J'ai reçu, il y a peu, deux invitations qui me plongent dans une réflexion sereine et porteuse d’avenir. Le 5 juillet, l'Algérie célèbre son indépendance, un moment chargé de souvenirs, de luttes et de victoires chèrement acquises. Le 14 juillet, la France, notre France, a fêté sa liberté, son égalité, sa fraternité. Portant en moi les deux nationalités, je ressens une double appartenance qui se révèle plus complexe dans le contexte actuel.


En ce jour d'été, où les cœurs vibrent au rythme des hymnes nationaux, je suis appelé à être le témoin d'une dualité qui m'habite. Les drapeaux flottent, l'un vert et blanc étoilé de rouge, l'autre bleu, blanc, rouge, témoignant de deux histoires entremêlées.


Mon cœur bat pour l'Algérie, cette terre chaude où les premiers cris de liberté ont retenti dans un fracas de fer et de feu. L'Algérie, ma mère, m'a vu naître et grandir, a forgé en moi une identité profonde, marquée par le soleil et le bleu du ciel algérois, par la sagesse des ancêtres et les espoirs de la jeunesse.

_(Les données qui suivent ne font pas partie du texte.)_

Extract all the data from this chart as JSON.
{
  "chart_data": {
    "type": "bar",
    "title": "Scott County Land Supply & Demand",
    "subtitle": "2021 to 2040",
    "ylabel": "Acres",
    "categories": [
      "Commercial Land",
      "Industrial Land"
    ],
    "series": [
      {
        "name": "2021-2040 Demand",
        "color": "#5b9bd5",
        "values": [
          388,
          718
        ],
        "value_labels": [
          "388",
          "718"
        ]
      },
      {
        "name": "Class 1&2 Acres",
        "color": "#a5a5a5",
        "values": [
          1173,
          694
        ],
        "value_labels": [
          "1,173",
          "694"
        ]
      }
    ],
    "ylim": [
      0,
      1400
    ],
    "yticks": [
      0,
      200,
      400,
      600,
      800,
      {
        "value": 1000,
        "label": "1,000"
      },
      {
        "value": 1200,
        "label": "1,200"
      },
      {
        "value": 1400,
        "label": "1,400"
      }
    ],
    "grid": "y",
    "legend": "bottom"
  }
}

Mais il bat aussi pour la France, cette patrie des Lumières, berceau de la culture, dont la devise résonne comme une promesse universelle. La France, m'a offert un autre horizon, celui des droits de l'homme, de la culture et du savoir qui transcendent les frontières. Pourtant, en ces temps troublés où le spectre du nationalisme extrémiste gronde aux portes de l'Assemblée, la France semble vaciller sur ses fondements. 

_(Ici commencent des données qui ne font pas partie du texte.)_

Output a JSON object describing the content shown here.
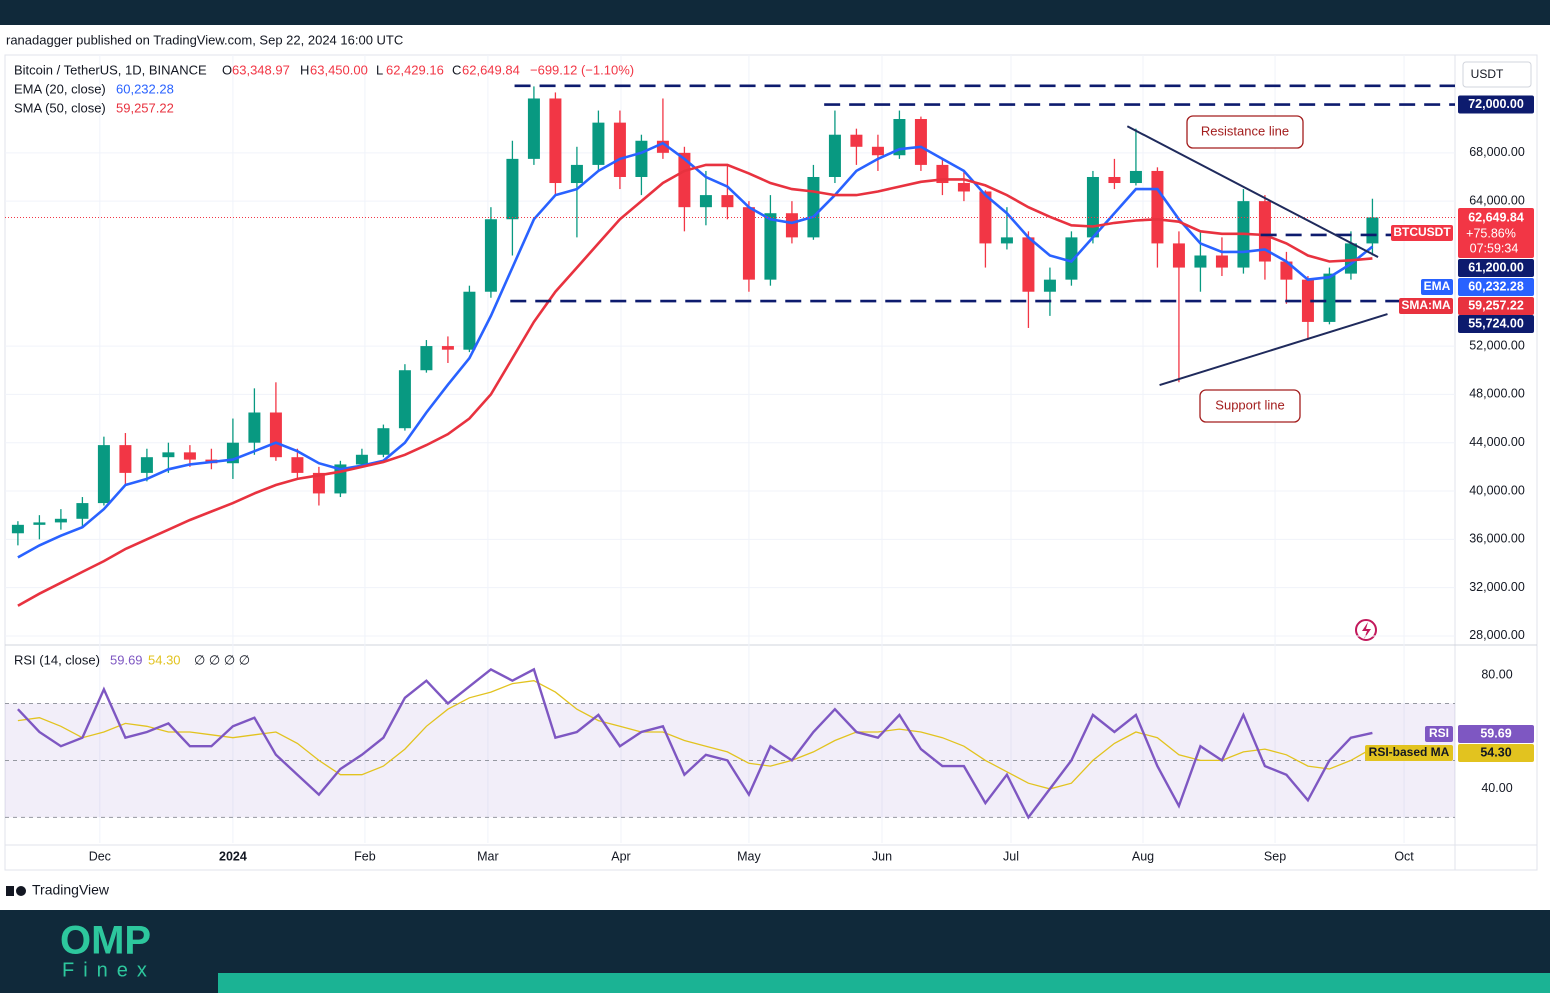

Cette double appartenance, que je revendique avec fierté, m'oblige à une introspection honnête. Elle me pousse à m'interroger sur la nature même de l'identité, sur les passerelles à construire entre ces deux rives. Comment réconcilier en moi ces deux patries que tant de passions ont opposées ? Comment faire entendre une voix qui ne soit ni celle du reniement ni celle de la division ?


En ces jours de fête, je veux croire en la possibilité d'une harmonie. À Alger, parmi les miens, je célèbrerai la liberté arrachée au prix du sang et des larmes pour sortir le pays d’une longue nuit coloniale. À Paris, sous le ciel de France, je rendrai hommage à une nation aux multiples facettes et riche d'une longue histoire culturelle, sociale et économique.


Ce chemin de l'entre-deux n'est pas sans embûches. Mais il est le seul qui me permette d'être pleinement moi-même, de conjuguer au présent une histoire riche et complexe. En embrassant mes deux identités, je refuse de choisir entre elles. Je suis le fruit de ces deux cultures, et c'est en leur sein que je trouve ma force et mon équilibre.


Et voilà que s'élève une nouvelle polémique, une onde de choc qui traverse notre République. Dans le récit national promu par le Rassemblement National, la binationalité apparaît comme une anomalie, une entorse à l'unité rêvée d'une France monolithique. Les voix montent, s'élèvent pour contester cette double appartenance, la réduire à une traîtrise potentielle, une déloyauté inavouée.

Mais qu'est-ce donc que cette peur, sinon le reflet d'une ignorance ? La binationalité n'est pas une trahison. Elle est la richesse d'une vie tissée de multiples fils, chacun apportant sa couleur, sa texture, à la tapisserie de l'existence. Ce rejet, cette volonté de purification identitaire, n'est que le signe d'une fragilité, d'un manque de confiance en soi.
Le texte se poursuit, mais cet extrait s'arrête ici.